Ecco perché, fuori dalla Matrice, preferiamo parlare di Realtà Esterna. Nella Realtà Esterna esiste tutto ciò che sfugge al nostro controllo, pur albergando nella mente: fantasmi, paure e leggi della fisica. La Realtà Esterna non pretende che queste cose siano né oggettive, né assolute, ma semplicemente che esse vengano percepite "esternamente". Dopotutto, come dice Pirsig, non c'è molta differenza tra un fantasma e la legge di gravità: sono entrambi concetti inventati dall'uomo per descrivere il mondo percepito.

Introduzione alla logica Fuzzy

Senza gli assolutisti il mondo sarebbe migliore. Ci sarebbero confronti, discussioni e forse qualche litigio. Ma non ci sarebbero omicidi, guerre, olocausti e crociate. La stessa Matrice esiste proprio in virtù del fatto che la maggior parte delle persone crede che valori, morale e realtà siano assoluti. L'assolutismo è la posizione contraria del possibilismo. Noi possibilisti crediamo che tutto sia possibile: per quanto migliaia di anni, libri ed esperienze possano dire che c'è un modo giusto per tirare con l'arco, un possibilista ammette che Gigetto potrebbe benissimo tirare tutto storto, ingobbito, infischiandone di ogni tradizione. Secondo un possibilista, Gigetto potrebbe persino vincere un oro olimpico, tirando nel modo sbagliato.

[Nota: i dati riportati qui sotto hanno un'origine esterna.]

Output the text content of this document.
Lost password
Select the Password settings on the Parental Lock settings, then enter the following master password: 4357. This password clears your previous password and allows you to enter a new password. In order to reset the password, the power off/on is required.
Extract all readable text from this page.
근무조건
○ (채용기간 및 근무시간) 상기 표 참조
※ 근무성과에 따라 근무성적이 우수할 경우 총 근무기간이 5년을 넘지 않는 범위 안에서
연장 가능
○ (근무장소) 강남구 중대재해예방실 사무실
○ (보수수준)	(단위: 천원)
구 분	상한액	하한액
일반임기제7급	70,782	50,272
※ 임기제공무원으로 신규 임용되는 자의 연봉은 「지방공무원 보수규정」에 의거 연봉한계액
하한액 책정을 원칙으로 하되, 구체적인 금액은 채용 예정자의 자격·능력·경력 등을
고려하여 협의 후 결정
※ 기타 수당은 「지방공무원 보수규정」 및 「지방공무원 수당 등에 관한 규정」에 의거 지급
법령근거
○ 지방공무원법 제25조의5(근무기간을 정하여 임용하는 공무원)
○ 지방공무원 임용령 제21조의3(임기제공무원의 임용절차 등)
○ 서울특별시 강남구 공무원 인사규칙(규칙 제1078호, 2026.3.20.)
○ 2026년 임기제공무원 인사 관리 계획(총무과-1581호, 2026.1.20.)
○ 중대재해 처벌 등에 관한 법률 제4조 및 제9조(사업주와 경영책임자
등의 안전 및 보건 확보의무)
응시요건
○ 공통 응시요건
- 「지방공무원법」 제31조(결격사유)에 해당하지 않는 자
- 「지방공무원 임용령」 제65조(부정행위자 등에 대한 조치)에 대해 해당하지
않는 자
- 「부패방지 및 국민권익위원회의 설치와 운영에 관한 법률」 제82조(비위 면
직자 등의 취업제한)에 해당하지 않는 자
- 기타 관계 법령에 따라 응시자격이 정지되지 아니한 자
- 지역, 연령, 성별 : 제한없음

Per un assolutista ciò è impossibile. Si fa così, è così, non si discute: questa è la realtà. Posso capire tanto bisogno di certezza, perché le certezze aiutano a ridurre le sorprese e le delusioni, ma esse dovrebbero essere uno scudo per difendersi, non una mazza ferrata per picchiare chi la pensa diversamente.

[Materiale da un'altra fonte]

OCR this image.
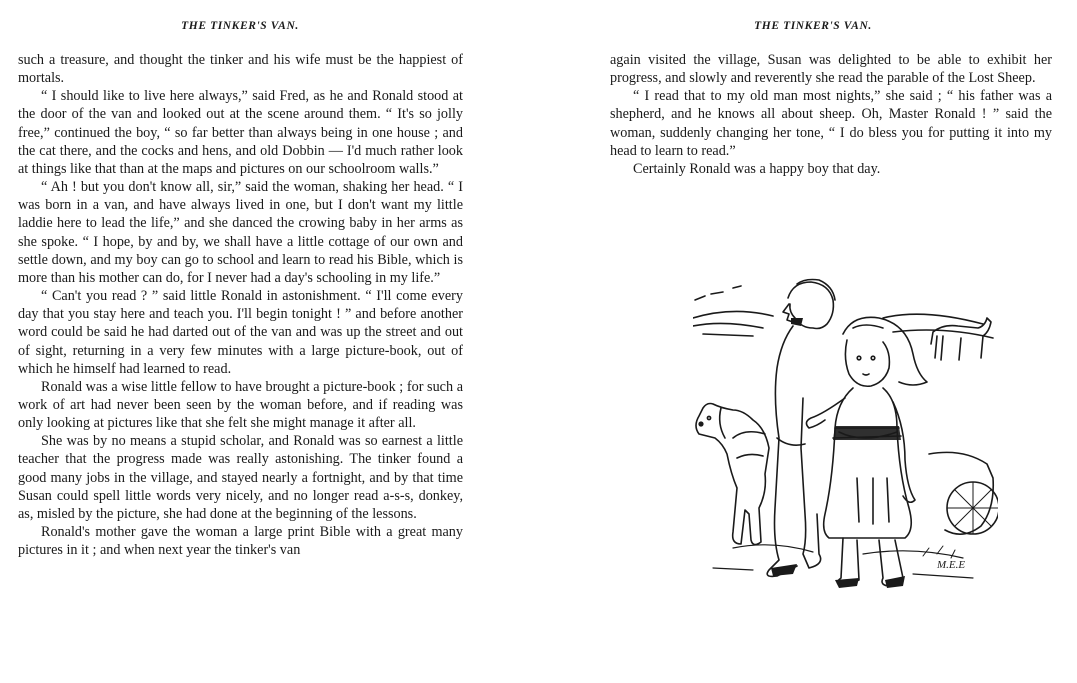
THE TINKER'S VAN.

such a treasure, and thought the tinker and his wife must be the happiest of mortals.

“ I should like to live here always,” said Fred, as he and Ronald stood at the door of the van and looked out at the scene around them. “ It's so jolly free,” continued the boy, “ so far better than always being in one house ; and the cat there, and the cocks and hens, and old Dobbin — I'd much rather look at things like that than at the maps and pictures on our schoolroom walls.”

“ Ah ! but you don't know all, sir,” said the woman, shaking her head. “ I was born in a van, and have always lived in one, but I don't want my little laddie here to lead the life,” and she danced the crowing baby in her arms as she spoke. “ I hope, by and by, we shall have a little cottage of our own and settle down, and my boy can go to school and learn to read his Bible, which is more than his mother can do, for I never had a day's schooling in my life.”

“ Can't you read ? ” said little Ronald in astonishment. “ I'll come every day that you stay here and teach you. I'll begin tonight ! ” and before another word could be said he had darted out of the van and was up the street and out of sight, returning in a very few minutes with a large picture-book, out of which he himself had learned to read.

Ronald was a wise little fellow to have brought a picture-book ; for such a work of art had never been seen by the woman before, and if reading was only looking at pictures like that she felt she might manage it after all.

She was by no means a stupid scholar, and Ronald was so earnest a little teacher that the progress made was really astonishing. The tinker found a good many jobs in the village, and stayed nearly a fortnight, and by that time Susan could spell little words very nicely, and no longer read a-s-s, donkey, as, misled by the picture, she had done at the beginning of the lessons.

Ronald's mother gave the woman a large print Bible with a great many pictures in it ; and when next year the tinker's van

THE TINKER'S VAN.

again visited the village, Susan was delighted to be able to exhibit her progress, and slowly and reverently she read the parable of the Lost Sheep.

“ I read that to my old man most nights,” she said ; “ his father was a shepherd, and he knows all about sheep. Oh, Master Ronald ! ” said the woman, suddenly changing her tone, “ I do bless you for putting it into my head to learn to read.”

Certainly Ronald was a happy boy that day.

M.E.E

La fede degli assolutisti, a mio parere, nasce da un'esigenza emotiva, collegata forse al meccanismo dell'insuccesso. Di cosa si tratta? Supponiamo che i miei amici vadano in discoteca e riescono a cuccare tutti, almeno una volta all'anno. Se io penso di non essere fatto per queste cose, il giorno che andrò in discoteca farò di tutto, a livello inconscio, per non rimorchiare. Così, quando uscirò a notte fonda con le orecchie ovattate e la scimmia nel cervello, affermerò trionfante:
- Vedete? Avevo ragione! Io non sono fatto per queste cose.
oppure
- Vedete? Con me non funziona.
Il meccanismo dell'insuccesso si traduce nella certezza assoluta che qualcosa sia impossibile. È un sistema di difesa che protegge dalle delusioni e dai fallimenti, anzi: tenendo un basso profilo, riducendo le aspettative al minimo, ragionando in termini pessimisti, probabilmente finiremo con l'aver sempre ragione. E la vita non ci riserverà più sorprese.
(che peccato)

Ecco il filo rosso che collega filosofia, psicologia e Matrice. Per timore del fallimento, per paura delle sorprese, decidiamo di credere in una Realtà Assoluta fatta di vincoli, limitazioni e sogni impossibili. Crediamo che sia impossibile vivere senza cellulare, così viene più facile ficcare lo spinotto nel culo e collegarsi alla Matrice. Diciamo che è impossibile campare con 700 euro al mese, per non dover scendere a compromessi coi nostri vizi. Pontifichiamo che sia impossibile non andare in vacanza, o non uscire almeno un weekend ogni tanto, per giustificare il nostro tenore di vita. Così finiamo per credere che sia impossibile vivere in un'altra realtà, diversa da quella che conosciamo, o peggio ancora: finiamo col convincerci che esista una sola realtà, e ci crediamo talmente tanto da non riuscire più a distinguerla dalla Matrice.


(1) Si parla di circa 700.000 lire al mese, nel periodo 1995-'99, con quale pagavo tutto: affitto, benzina, tasse universitarie, bollo, assicurazione, mangiare e ballare (divertirsi, per fortuna, era gratis).